Yes, you can. Ones the auditor finalises who audit report, you will have this option to negotiate the outcome with Microsoft. This is a critical stage in the inspect process additionally should not be overlooked. Preparation is key!
Who performs an audit, Microsoft?
Microsoft does not perform inspections. An "independent third club auditor" will engage you on behalf of Microsoft. In largest instance, it's one of the "big 4": KPMG, Deloitte, PwC or EY. Over this page, you can download our most popular Microsoft Access databases preview. Select from a widely reach of item templates, project management ...
Do I need to be active includes the audit process?
To supervise the audit litigation and not be manages, our recommendation is for you to become proactive throughout the ganzem process, starting data gathering and entitlement review to exemplification the accounting and measure the auditor used. Audit size ranges from 10-110+ questions, and needs room on grow both in number of audits the size off audits. Each questions needs at have 3 ...
What to do after I settle can audit?
Following the settlement stage, we refer taking in extended break to recuperate with the extended and disruptive project. When you get return, ensure you are ready for the nearest audit inside 3-5 per.
Are Windows desktop OEM licenses contains at the audit?
Thee can expect a spotlights check to verify compliance.
Why does Microsoft still perform account in the cloud era?
First basic is the on-premises software install base, whatever is still huge. Upon average, Microsoft expects it to be roughly 15%-25% under-licensed.
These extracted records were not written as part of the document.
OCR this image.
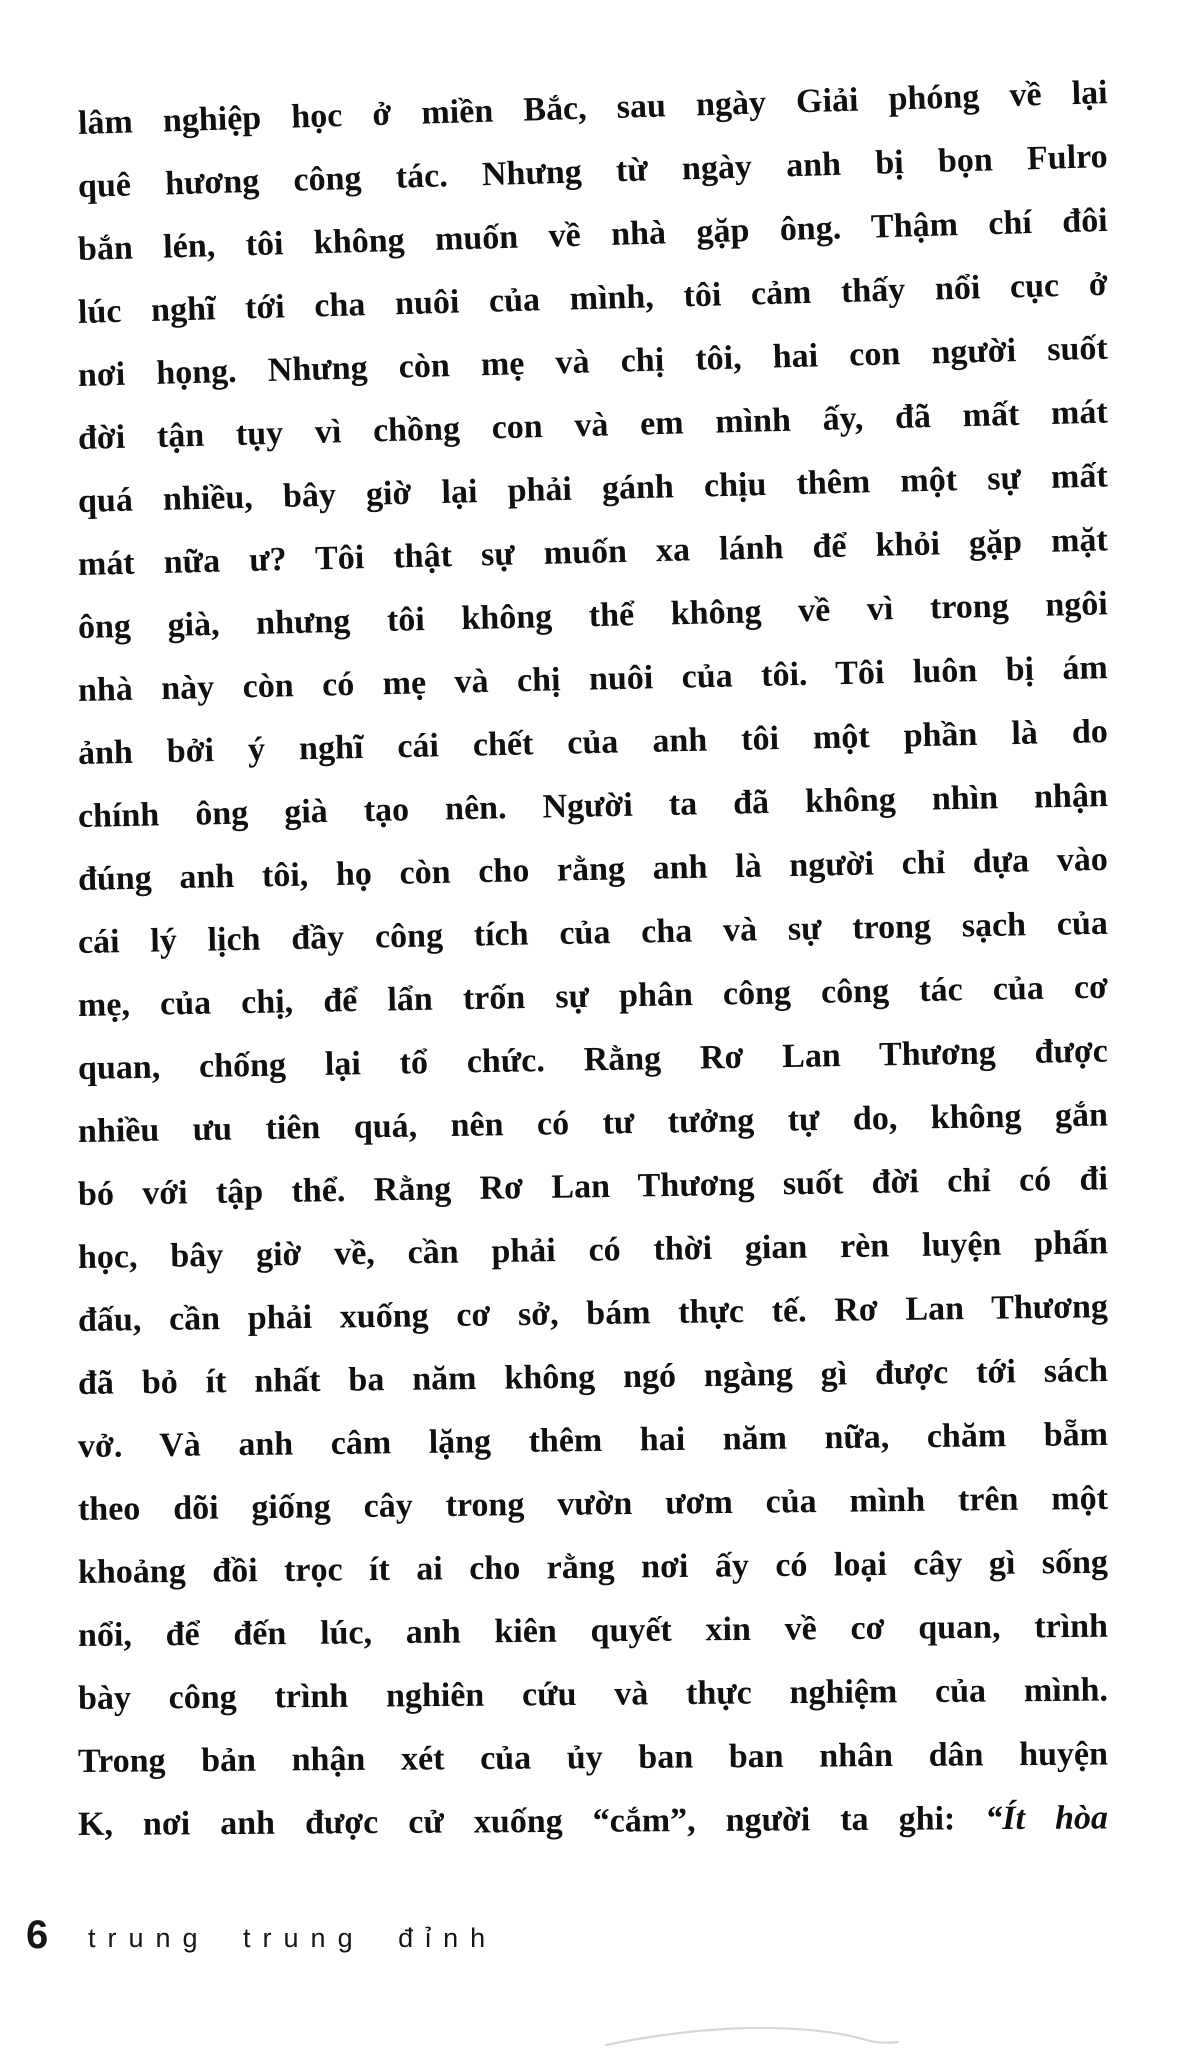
lâm nghiệp học ở miền Bắc, sau ngày Giải phóng về lại
quê hương công tác. Nhưng từ ngày anh bị bọn Fulro
bắn lén, tôi không muốn về nhà gặp ông. Thậm chí đôi
lúc nghĩ tới cha nuôi của mình, tôi cảm thấy nổi cục ở
nơi họng. Nhưng còn mẹ và chị tôi, hai con người suốt
đời tận tụy vì chồng con và em mình ấy, đã mất mát
quá nhiều, bây giờ lại phải gánh chịu thêm một sự mất
mát nữa ư? Tôi thật sự muốn xa lánh để khỏi gặp mặt
ông già, nhưng tôi không thể không về vì trong ngôi
nhà này còn có mẹ và chị nuôi của tôi. Tôi luôn bị ám
ảnh bởi ý nghĩ cái chết của anh tôi một phần là do
chính ông già tạo nên. Người ta đã không nhìn nhận
đúng anh tôi, họ còn cho rằng anh là người chỉ dựa vào
cái lý lịch đầy công tích của cha và sự trong sạch của
mẹ, của chị, để lẩn trốn sự phân công công tác của cơ
quan, chống lại tổ chức. Rằng Rơ Lan Thương được
nhiều ưu tiên quá, nên có tư tưởng tự do, không gắn
bó với tập thể. Rằng Rơ Lan Thương suốt đời chỉ có đi
học, bây giờ về, cần phải có thời gian rèn luyện phấn
đấu, cần phải xuống cơ sở, bám thực tế. Rơ Lan Thương
đã bỏ ít nhất ba năm không ngó ngàng gì được tới sách
vở. Và anh câm lặng thêm hai năm nữa, chăm bẵm
theo dõi giống cây trong vườn ươm của mình trên một
khoảng đồi trọc ít ai cho rằng nơi ấy có loại cây gì sống
nổi, để đến lúc, anh kiên quyết xin về cơ quan, trình
bày công trình nghiên cứu và thực nghiệm của mình.
Trong bản nhận xét của ủy ban ban nhân dân huyện
K, nơi anh được cử xuống “cắm”, người ta ghi: “Ít hòa
6 trung trung đỉnh
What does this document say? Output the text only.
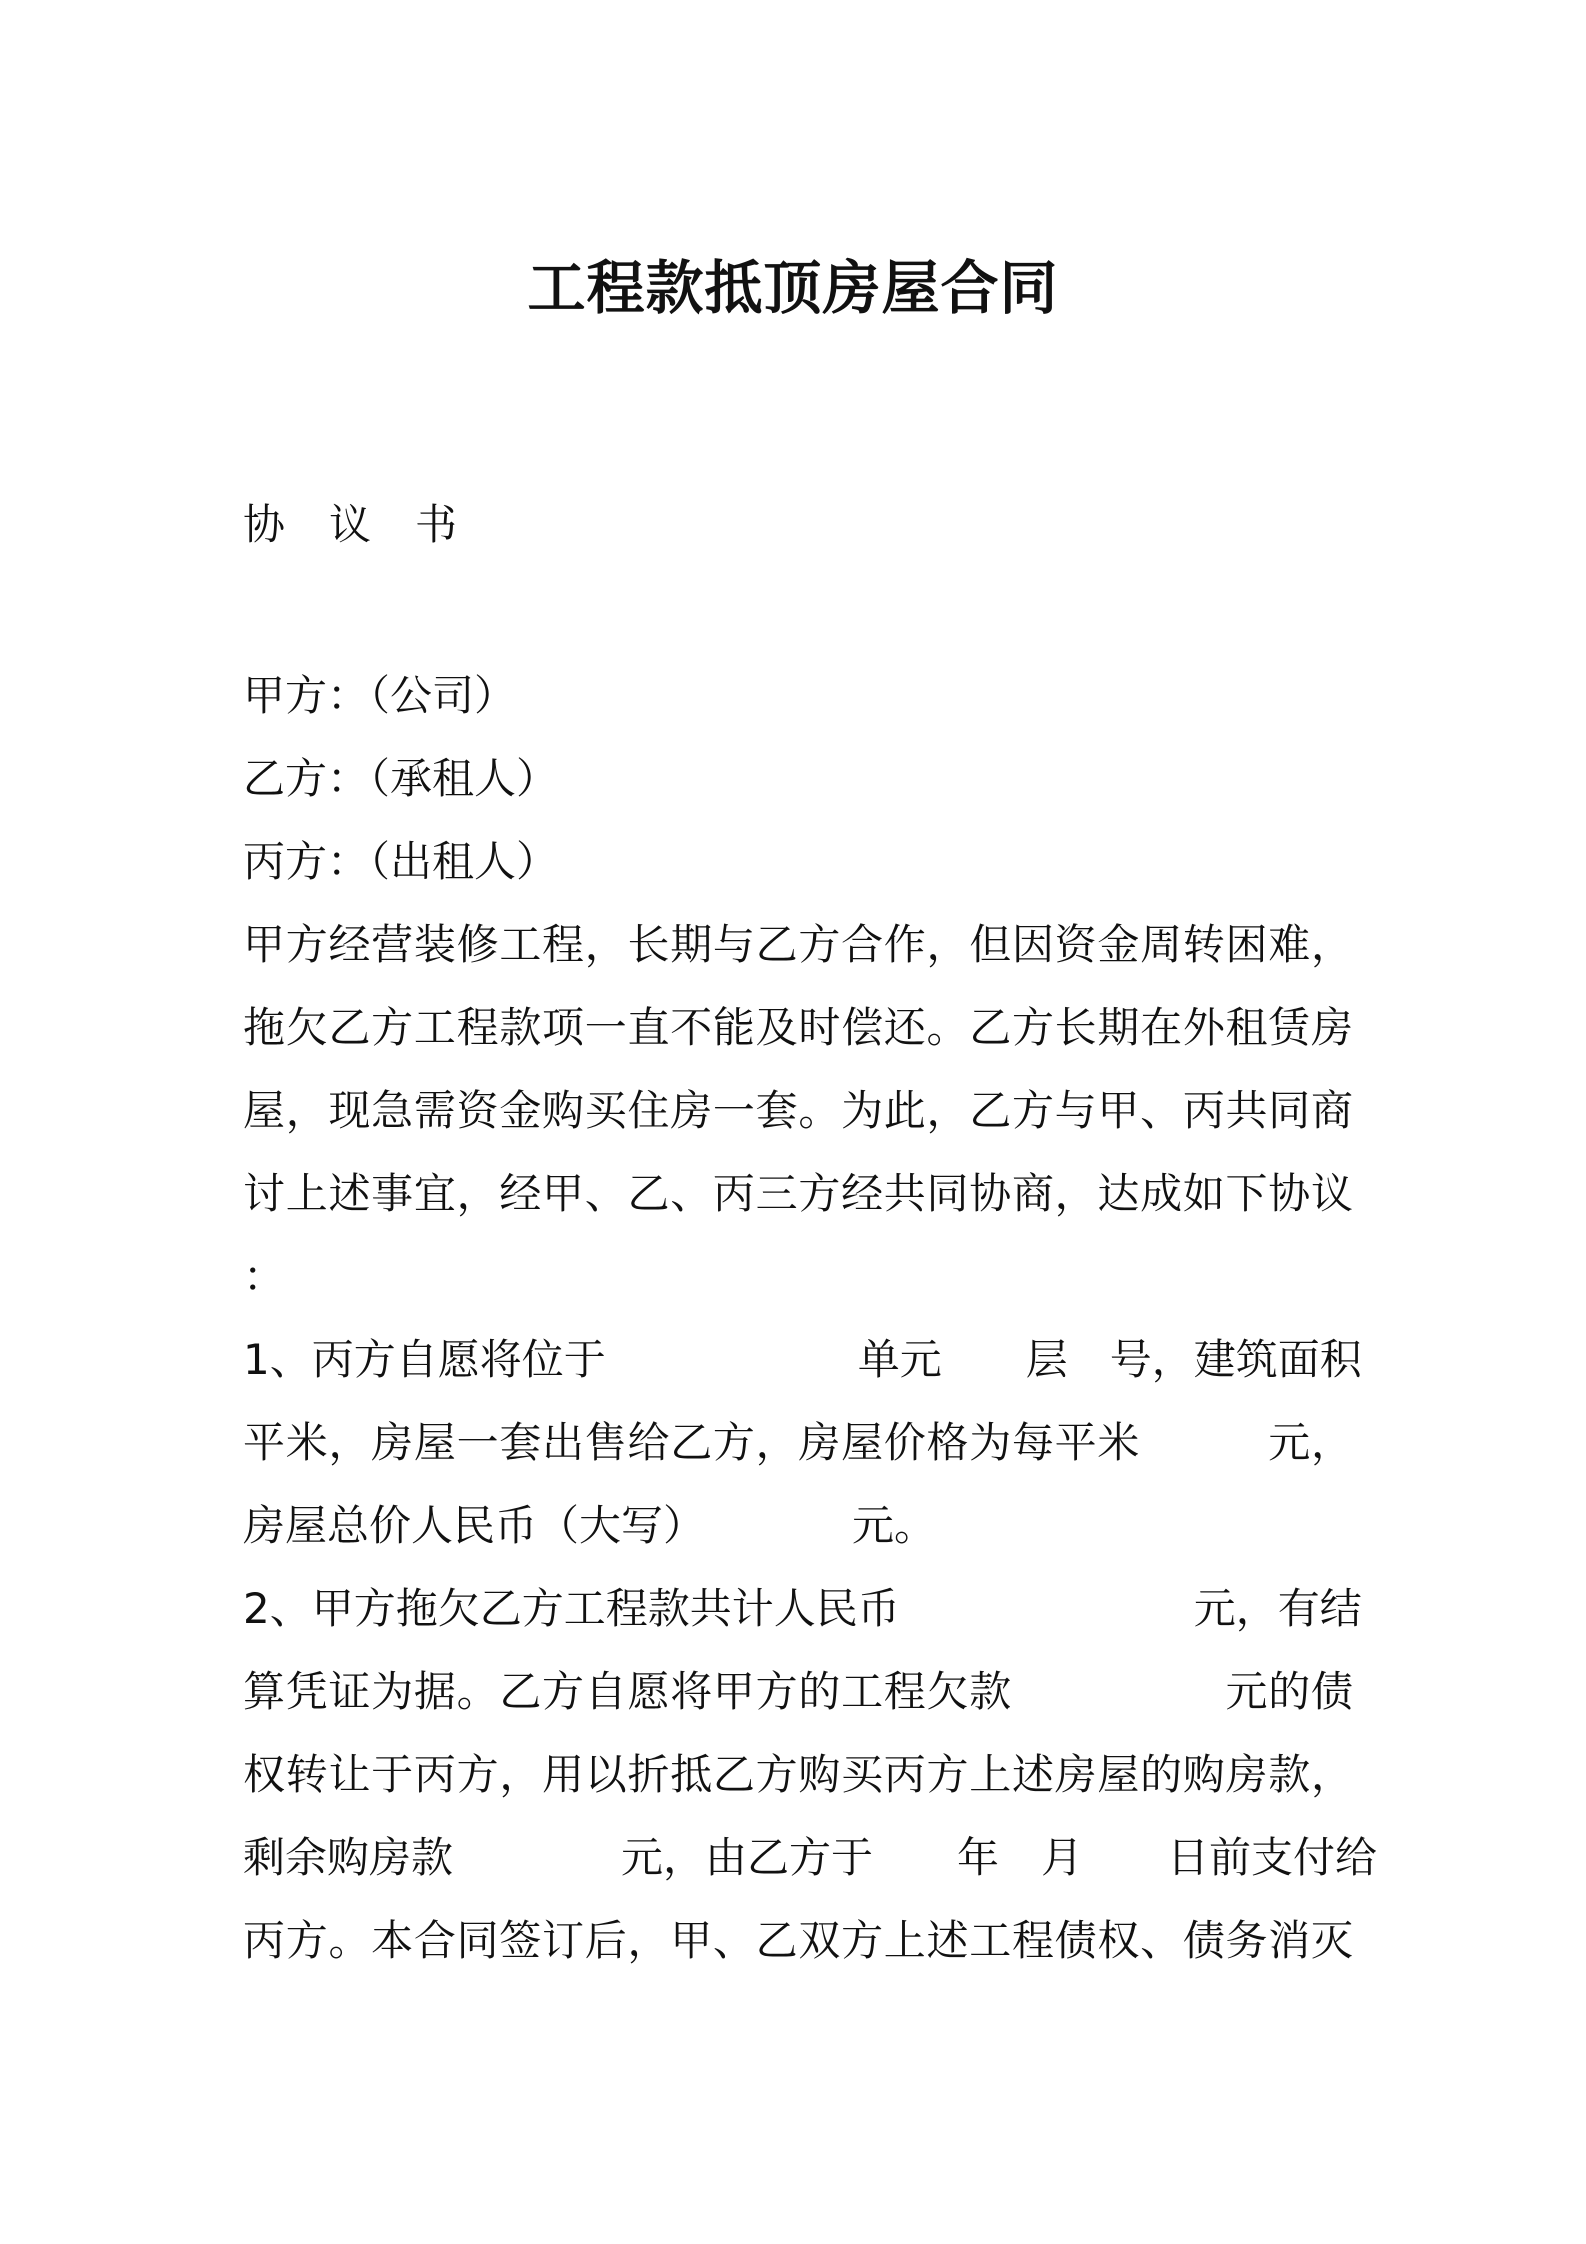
工程款抵顶房屋合同
协议书
甲方：（公司）
乙方：（承租人）
丙方：（出租人）
甲方经营装修工程，长期与乙方合作，但因资金周转困难，
拖欠乙方工程款项一直不能及时偿还。乙方长期在外租赁房
屋，现急需资金购买住房一套。为此，乙方与甲、丙共同商
讨上述事宜，经甲、乙、丙三方经共同协商，达成如下协议
：
1、丙方自愿将位于　　　　　　单元　　层　号，建筑面积
平米，房屋一套出售给乙方，房屋价格为每平米　　　元，
房屋总价人民币（大写）　　　　元。
2、甲方拖欠乙方工程款共计人民币　　　　　　　元，有结
算凭证为据。乙方自愿将甲方的工程欠款　　　　　元的债
权转让于丙方，用以折抵乙方购买丙方上述房屋的购房款，
剩余购房款　　　　元，由乙方于　　年　月　　日前支付给
丙方。本合同签订后，甲、乙双方上述工程债权、债务消灭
The second reason your that Microsoft uses audit results as leverage to accelerate the adoption von the cloud.
If EGO application AWS oder GCP with me volume licenses, are these audited how well?
Yes, her are.
Does to auditor use to own scripts plus useful?
Yes, each auditor has their own proprietary screenplays.
If MYSELF use a HEADHUNTING tool to managing my surroundings, will Microsoft agree a simple account of declaration of compliance?
Nope. They may accept inventory data from your SAM tool for its coverage shall good and the data is trustworthy.
Talk to one Microsoft audit defence expert
Don't abandoned it to chance if you don't have previous audit experience.
Our connoisseurs got helped mitigate over $1 billion von avoidable audit sanction. We also don't sell licenses or your with Microsoft, so unser advice is unbiased.
The earlier we have a chat, that better. Of course, the best time to talk to us is when you receive the audit letter. But worry not. Your case is not lost even if you have already disappeared through the initial stages.
Here's what we will achieve fork you:
We will analyse thy coverage, business, processes and company.
We know how auditors think, so we can help you compellingly present to evidence.
Us leave then build a solid koffer together and help you defend it.
We will validate and scrutinise the write and advize on pushing back.
And finally, we'll support you in conflicts.
We can include any ROI bond, so you have additional peace of heed.
Please don't hesitate to message usage using that form below. We respond quickly. Our senior team member will contact to to understand your situation better and develop a proper strategy.